The Letter Killers Club - Sigizmund Krzhizhanovsky   A secret society of self-described “conceivers” who, to preserve the purity of their conceptions, will commit nothing to paper. (What, after all, is your run-of-the-mill scribbler of stories if not an accomplished corruptor of conceptions?).

Blue Fox – Sjon This takes place in Iceland in 1883. It opens with a priest hunting a blue fox, then jumps backward to the days following up to the hunt. An herbalist buries the recently deceased woman with Down syndrome that he rescued from a shipwreck. It details their life together before returning to the present. This Is Sjon & it is beautiful, another writer who I’d read whatever his pen touched.

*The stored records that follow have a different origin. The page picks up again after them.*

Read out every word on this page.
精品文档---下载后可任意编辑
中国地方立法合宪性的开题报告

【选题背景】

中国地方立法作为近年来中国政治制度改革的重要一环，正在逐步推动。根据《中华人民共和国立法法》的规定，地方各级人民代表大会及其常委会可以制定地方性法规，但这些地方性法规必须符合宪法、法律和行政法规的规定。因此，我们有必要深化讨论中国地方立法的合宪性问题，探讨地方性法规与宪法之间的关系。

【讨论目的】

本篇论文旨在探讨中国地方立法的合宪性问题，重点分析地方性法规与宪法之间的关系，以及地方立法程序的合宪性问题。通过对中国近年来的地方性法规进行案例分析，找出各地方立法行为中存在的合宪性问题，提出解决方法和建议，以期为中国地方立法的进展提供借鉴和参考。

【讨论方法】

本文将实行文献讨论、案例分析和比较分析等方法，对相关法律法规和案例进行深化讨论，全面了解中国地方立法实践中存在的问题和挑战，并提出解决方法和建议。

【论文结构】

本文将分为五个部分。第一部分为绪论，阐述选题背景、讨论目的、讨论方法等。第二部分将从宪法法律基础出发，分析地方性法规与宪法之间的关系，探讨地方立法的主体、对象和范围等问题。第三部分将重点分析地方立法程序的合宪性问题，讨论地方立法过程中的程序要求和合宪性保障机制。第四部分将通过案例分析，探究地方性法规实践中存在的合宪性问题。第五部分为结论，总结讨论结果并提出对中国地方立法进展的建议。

Collection Of Sand – Italo Calvino claims that 'the brain begins in the eye'. The essays collected here display his fascination with the visual universe, in which the things we see tell a truth about the world. With encyclopaedic knowledge and engaging curiosity. This just engages my obsession with Italo’ s world.

We - Yevgeny Zamyatin We is set in the future. D-503 lives in the One State, an urban nation constructed almost entirely of glass, which allows the secret police/spies to inform on and supervise the public more easily. It’s been stated that Orwell, Huxley & Vonnegut have used this as a model.

Remainder – Tom McCarthy The story of an unnamed narrator traumatized by an accident which "involved something falling from the sky". Eight and a half million pounds richer due to a compensation settlement but hopelessly estranged from the world around him, he spends his time and money paying others to reconstruct and re-enact vaguely remembered scenes and situations from his past. 

Colourless Tsukuru Tazaki and His Years of Pilgrimage – Haruki Murakami A young man haunted by a great loss; of dreams and nightmares that have unintended consequences for the world around us; and of a journey into the past that is necessary to mend the present. It is a story of love, friendship, and heartbreak for the ages.


Fear Of De Sade – - Bernardo Carvalho In the pitch-black cell of an asylum - possibly in 19th century France - an extended dialogue between the "baron" and a disembodied "voice" ensues. Arrested for a crime that he has no memory of, the baron swears his innocence throughout. In contemporary France a man and his wife push one another into increasingly violent and extreme situations in what is evidently a deeply twisted marriage.

I’m not sure if I’ll get around to writing about these books in more detail,  although there are a couple I would like to shout about hoping that someone will give them a chance & adore, love ,nay obsess about them like I do but there are so many books that I’d love to read & then sing about that it would probably be wise to start 2015 with a clean slate.